Katherine Helen Joy is a Reader in Earth Sciences at the University of Manchester. Joy has studied lunar samples from the Apollo program as part of her research on meteorites and lunar science.

Early life and education

Joy was educated at Sackville School, East Grinstead and studied geology at Royal Holloway, University of London where she graduated with first class honours in 2003. Joy was a doctoral student at University College London working on the evolution of the moon supervised by Ian Crawford. Her work considered sample analysis and remote sensing. She held a joint position at the Natural History Museum, London. She was part of the European Space Agency SMART-1 mission. In 2006 Joy joined Birkbeck, University of London where she used the Demonstration of a Compact Imaging X-ray Spectrometer instrument, part of the SMART-1 mission, to study X-ray fluorescence from lunar samples. D-CIXS was designed by the Rutherford Appleton Laboratory and could measure elemental abundances of magnesium, aluminium and silicon. Her work has used data from the Mercury Imaging X-ray Spectrometer on the BepiColombo Mercury Planetary Orbiter.

Research and career

In 2007 Joy was appointed a postdoctoral research fellow at Birkbeck, where she performed mineralogical and geochemical investigations into lunar rock and used this to understand chemical information collected from remote sensing.
In 2010 Joy joined the Johnson Space Center as a NASA Lunar Science Institute research fellow working on lunar regolith. By investigating the composition of lunar soil Joy hopes to understand the moon's bombardment history. Whilst in the United States Joy was a member of the Center for Lunar Science and Exploration. She moved to the Antarctic search for meteorites in 2011, where she spent three months searching for lunar meteorites in the Miller Range in Antarctica.
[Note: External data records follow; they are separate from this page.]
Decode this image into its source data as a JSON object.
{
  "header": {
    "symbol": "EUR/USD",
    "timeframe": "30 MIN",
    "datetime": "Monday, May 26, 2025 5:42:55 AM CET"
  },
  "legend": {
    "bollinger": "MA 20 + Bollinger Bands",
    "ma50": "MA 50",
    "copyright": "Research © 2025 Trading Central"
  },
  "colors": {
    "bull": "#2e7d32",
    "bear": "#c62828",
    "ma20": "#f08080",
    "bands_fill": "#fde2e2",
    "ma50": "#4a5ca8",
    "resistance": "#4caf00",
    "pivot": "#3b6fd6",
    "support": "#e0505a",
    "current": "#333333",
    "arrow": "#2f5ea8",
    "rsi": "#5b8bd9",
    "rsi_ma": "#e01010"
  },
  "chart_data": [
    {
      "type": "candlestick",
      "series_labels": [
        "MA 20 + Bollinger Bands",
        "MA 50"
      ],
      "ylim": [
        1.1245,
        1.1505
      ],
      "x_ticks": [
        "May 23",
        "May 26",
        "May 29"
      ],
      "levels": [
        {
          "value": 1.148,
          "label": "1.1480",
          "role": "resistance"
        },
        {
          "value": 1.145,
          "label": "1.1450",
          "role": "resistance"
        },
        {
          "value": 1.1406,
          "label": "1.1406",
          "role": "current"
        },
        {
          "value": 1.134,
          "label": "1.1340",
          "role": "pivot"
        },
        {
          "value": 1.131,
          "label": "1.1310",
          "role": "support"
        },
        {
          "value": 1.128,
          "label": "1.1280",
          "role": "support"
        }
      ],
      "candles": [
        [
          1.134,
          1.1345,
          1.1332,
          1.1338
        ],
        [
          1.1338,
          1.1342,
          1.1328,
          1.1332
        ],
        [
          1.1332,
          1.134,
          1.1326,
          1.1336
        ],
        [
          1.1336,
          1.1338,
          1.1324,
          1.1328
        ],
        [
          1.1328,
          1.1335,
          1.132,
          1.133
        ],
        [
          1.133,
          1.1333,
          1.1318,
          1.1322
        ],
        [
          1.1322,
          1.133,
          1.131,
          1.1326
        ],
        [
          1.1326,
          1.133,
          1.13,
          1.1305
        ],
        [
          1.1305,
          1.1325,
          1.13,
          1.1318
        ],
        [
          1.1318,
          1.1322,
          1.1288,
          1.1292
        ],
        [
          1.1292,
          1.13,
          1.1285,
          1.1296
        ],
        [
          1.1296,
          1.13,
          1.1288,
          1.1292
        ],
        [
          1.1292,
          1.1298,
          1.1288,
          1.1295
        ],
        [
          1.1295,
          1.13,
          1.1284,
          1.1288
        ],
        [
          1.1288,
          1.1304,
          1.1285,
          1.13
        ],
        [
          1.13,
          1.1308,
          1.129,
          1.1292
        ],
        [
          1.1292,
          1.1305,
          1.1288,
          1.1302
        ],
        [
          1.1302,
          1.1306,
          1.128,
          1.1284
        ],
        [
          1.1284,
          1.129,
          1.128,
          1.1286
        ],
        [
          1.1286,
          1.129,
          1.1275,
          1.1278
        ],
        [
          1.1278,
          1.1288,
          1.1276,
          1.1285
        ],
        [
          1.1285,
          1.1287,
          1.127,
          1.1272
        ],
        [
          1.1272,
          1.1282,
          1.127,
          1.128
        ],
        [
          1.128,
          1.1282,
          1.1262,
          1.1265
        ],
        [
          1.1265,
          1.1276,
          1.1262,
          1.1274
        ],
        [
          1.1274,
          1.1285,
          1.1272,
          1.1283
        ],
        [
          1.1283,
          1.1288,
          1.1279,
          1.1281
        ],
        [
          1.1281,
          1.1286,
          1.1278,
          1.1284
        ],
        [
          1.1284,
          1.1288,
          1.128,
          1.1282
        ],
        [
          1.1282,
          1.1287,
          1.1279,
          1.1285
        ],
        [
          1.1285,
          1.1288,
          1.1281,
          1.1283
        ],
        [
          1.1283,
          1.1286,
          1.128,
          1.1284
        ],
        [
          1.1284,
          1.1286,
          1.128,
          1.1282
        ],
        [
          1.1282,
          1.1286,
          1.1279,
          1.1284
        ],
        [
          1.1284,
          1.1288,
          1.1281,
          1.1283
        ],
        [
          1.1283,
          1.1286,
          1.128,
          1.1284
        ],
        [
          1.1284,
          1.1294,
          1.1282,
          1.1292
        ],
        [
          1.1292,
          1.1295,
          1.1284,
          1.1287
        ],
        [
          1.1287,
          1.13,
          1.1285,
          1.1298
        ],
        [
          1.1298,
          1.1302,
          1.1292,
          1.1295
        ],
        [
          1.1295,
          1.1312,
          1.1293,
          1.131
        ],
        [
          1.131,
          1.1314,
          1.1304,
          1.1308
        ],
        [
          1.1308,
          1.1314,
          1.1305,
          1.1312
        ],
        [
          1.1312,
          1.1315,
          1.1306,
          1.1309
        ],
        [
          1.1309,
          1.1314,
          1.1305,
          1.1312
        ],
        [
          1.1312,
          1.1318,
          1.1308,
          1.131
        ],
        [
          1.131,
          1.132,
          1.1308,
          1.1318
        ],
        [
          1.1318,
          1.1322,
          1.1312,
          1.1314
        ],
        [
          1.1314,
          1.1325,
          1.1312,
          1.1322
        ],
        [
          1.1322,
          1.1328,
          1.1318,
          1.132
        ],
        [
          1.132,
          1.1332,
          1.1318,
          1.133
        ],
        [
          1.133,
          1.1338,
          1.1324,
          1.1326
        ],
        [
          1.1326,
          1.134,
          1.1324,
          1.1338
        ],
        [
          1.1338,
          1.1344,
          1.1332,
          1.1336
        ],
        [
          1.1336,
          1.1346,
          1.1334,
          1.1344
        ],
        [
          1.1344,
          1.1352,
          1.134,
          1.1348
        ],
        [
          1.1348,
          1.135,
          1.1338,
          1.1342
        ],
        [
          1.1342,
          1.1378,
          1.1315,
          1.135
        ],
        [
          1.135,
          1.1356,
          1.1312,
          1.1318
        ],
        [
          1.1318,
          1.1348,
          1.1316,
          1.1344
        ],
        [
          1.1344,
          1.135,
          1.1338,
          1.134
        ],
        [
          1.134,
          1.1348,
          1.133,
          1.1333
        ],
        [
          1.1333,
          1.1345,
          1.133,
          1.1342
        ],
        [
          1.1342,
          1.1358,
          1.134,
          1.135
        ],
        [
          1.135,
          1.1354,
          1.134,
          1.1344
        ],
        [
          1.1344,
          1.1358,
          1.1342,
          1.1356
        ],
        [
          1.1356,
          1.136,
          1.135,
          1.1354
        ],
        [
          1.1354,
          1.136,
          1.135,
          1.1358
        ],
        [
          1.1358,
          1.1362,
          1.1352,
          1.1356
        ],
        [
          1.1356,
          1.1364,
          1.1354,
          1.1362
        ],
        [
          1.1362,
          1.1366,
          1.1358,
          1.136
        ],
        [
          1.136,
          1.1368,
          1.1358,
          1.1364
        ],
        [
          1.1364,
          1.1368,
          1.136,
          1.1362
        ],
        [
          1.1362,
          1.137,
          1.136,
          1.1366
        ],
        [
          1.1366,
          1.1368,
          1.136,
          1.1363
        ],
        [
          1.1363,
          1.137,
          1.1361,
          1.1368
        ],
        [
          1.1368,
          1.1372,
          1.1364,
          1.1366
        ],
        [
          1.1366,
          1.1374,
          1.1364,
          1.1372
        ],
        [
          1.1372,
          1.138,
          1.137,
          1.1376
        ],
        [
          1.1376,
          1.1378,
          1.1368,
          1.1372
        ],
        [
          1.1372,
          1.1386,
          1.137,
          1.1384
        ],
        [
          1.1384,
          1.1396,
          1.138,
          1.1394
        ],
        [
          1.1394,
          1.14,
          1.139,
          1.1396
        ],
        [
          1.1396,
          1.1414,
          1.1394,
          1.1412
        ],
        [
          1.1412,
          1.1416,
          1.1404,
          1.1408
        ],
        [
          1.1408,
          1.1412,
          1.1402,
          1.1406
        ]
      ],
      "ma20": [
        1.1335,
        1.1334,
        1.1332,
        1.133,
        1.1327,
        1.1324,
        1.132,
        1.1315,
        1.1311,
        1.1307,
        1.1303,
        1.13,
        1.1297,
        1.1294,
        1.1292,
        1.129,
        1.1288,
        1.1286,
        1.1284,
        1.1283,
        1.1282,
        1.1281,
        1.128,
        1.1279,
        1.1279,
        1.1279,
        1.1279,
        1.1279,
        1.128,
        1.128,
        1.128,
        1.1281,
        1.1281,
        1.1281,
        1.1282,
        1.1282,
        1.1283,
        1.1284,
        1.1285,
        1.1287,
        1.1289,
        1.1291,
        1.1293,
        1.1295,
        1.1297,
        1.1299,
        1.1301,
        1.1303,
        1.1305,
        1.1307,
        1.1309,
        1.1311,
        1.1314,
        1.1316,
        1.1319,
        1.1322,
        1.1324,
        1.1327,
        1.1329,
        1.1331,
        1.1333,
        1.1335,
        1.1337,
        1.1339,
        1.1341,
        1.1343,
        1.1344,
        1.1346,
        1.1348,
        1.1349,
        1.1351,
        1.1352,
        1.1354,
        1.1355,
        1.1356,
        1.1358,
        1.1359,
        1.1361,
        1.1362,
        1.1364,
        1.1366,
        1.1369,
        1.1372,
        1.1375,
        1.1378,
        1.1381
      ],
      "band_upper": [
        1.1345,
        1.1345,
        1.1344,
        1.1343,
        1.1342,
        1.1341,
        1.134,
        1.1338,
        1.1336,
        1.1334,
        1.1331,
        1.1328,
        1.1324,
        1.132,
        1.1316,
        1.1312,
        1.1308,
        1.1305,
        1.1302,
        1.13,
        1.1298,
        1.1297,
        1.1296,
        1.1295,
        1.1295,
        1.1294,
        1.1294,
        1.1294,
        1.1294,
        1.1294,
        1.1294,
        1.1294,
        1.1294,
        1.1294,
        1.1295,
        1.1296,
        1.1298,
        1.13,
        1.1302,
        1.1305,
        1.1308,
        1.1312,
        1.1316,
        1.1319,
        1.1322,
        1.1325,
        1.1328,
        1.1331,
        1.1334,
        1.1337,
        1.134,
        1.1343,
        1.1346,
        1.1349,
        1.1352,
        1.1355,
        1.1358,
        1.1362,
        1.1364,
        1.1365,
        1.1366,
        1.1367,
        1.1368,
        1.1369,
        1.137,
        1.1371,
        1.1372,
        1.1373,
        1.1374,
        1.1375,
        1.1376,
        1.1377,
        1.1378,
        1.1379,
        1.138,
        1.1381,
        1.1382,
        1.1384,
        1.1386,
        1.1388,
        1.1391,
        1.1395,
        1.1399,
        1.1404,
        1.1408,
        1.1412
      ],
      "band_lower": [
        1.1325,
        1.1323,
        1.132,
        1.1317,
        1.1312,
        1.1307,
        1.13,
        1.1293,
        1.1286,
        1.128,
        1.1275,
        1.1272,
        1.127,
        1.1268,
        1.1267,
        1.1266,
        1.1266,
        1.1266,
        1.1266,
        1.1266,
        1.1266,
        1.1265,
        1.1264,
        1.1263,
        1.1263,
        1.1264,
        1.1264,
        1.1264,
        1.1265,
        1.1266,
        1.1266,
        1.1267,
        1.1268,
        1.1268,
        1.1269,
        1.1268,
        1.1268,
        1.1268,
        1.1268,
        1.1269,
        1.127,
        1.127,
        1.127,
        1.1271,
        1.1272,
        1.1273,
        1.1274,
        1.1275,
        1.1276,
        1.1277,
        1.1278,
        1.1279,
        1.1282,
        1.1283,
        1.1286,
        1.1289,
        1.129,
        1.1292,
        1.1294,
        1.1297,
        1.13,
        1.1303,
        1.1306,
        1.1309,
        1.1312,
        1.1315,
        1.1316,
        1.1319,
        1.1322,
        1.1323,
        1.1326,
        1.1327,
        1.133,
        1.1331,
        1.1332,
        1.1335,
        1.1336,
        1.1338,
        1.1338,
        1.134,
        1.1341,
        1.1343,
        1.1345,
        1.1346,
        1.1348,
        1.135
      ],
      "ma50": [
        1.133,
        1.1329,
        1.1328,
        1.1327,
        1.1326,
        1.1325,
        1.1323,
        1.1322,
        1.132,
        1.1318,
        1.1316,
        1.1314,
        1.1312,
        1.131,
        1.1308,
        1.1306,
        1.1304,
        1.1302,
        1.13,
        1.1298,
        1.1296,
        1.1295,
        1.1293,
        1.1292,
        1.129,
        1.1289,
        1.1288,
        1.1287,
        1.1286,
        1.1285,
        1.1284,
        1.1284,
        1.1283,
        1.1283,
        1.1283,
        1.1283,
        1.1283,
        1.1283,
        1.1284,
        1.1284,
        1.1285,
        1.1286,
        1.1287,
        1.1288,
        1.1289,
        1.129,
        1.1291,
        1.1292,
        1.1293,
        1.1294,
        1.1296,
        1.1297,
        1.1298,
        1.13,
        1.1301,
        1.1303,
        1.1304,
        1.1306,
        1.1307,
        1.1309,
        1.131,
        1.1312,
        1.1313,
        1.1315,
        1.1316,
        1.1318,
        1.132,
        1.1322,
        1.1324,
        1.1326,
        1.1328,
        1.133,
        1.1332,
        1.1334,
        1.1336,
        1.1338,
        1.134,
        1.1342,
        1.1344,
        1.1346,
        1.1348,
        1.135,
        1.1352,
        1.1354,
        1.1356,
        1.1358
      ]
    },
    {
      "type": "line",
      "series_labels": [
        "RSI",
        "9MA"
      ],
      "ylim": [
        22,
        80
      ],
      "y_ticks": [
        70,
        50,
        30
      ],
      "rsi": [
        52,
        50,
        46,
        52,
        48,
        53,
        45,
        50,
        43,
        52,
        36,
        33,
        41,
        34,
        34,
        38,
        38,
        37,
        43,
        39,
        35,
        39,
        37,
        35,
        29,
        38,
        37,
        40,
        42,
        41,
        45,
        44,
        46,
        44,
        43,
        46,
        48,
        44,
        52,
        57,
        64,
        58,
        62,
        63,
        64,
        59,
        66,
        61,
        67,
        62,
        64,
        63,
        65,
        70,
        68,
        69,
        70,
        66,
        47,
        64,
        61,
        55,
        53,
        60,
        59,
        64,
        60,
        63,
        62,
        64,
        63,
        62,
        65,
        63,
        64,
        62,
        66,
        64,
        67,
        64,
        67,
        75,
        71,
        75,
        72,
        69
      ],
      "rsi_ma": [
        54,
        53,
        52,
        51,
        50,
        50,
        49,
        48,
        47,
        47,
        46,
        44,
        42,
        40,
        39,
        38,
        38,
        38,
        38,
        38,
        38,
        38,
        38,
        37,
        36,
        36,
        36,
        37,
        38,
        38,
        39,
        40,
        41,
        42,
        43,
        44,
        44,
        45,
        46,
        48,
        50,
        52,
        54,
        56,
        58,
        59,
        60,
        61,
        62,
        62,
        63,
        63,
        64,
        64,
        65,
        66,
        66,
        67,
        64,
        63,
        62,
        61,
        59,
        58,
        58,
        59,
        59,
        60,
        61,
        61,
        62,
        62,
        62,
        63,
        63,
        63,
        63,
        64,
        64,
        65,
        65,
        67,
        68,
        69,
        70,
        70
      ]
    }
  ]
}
The Antarctic is well suited to the identification of meteorites; it is cold enough to preserve them but white enough for the dark meteorites to stand out. She led the first UK team to recover meteorite samples from Antarctica in collaboration with the British Antarctic Survey ; the Polar Meteorite Exploration and Research programme. Over the course of four weeks, Joy's mission collected almost forty lunar meteorites from the ice. One of the 4.3 billion year old meteorites studied by Joy contained evidence of active volcanoes on Mars, a surprising finding that indicated volcanic activity started hundreds of millions of years before it had previously been estimated.
Joy has studied the 382 kg of lunar rocks that were brought back from the Apollo missions. She believes that lunar rocks will hold answers to whether life exists beyond our solar system. Joy has called for future generation of space craft to be more careful about where they collect rocks. She found fragments of ancient asteroids in the rocks brought back by the Apollo 16 mission, which indicates that primitive asteroids regularly bombarded the moon over 3.4 billion years ago. Joy joined the University of Manchester in 2012, where she was awarded a Royal Society University Research Fellowship to study lunar meteorites. She is a member of the European Space Agency Package for Resource Observation and in-Situ Prospecting for Exploration, Commercial exploitation and Transportation drill – the Sample Excavation and Extraction Device.

Public engagement

Joy has been involved with the development of Our Earth: Its Climate, History, and Processes, a University of Manchester programme available on Coursera that covers the formation of the moon and importance of the moon on Earth. In 2019 Joy appeared on The Life Scientific. She has written for The Conversation and appeared on The Sky at Night and at the Bluedot Festival.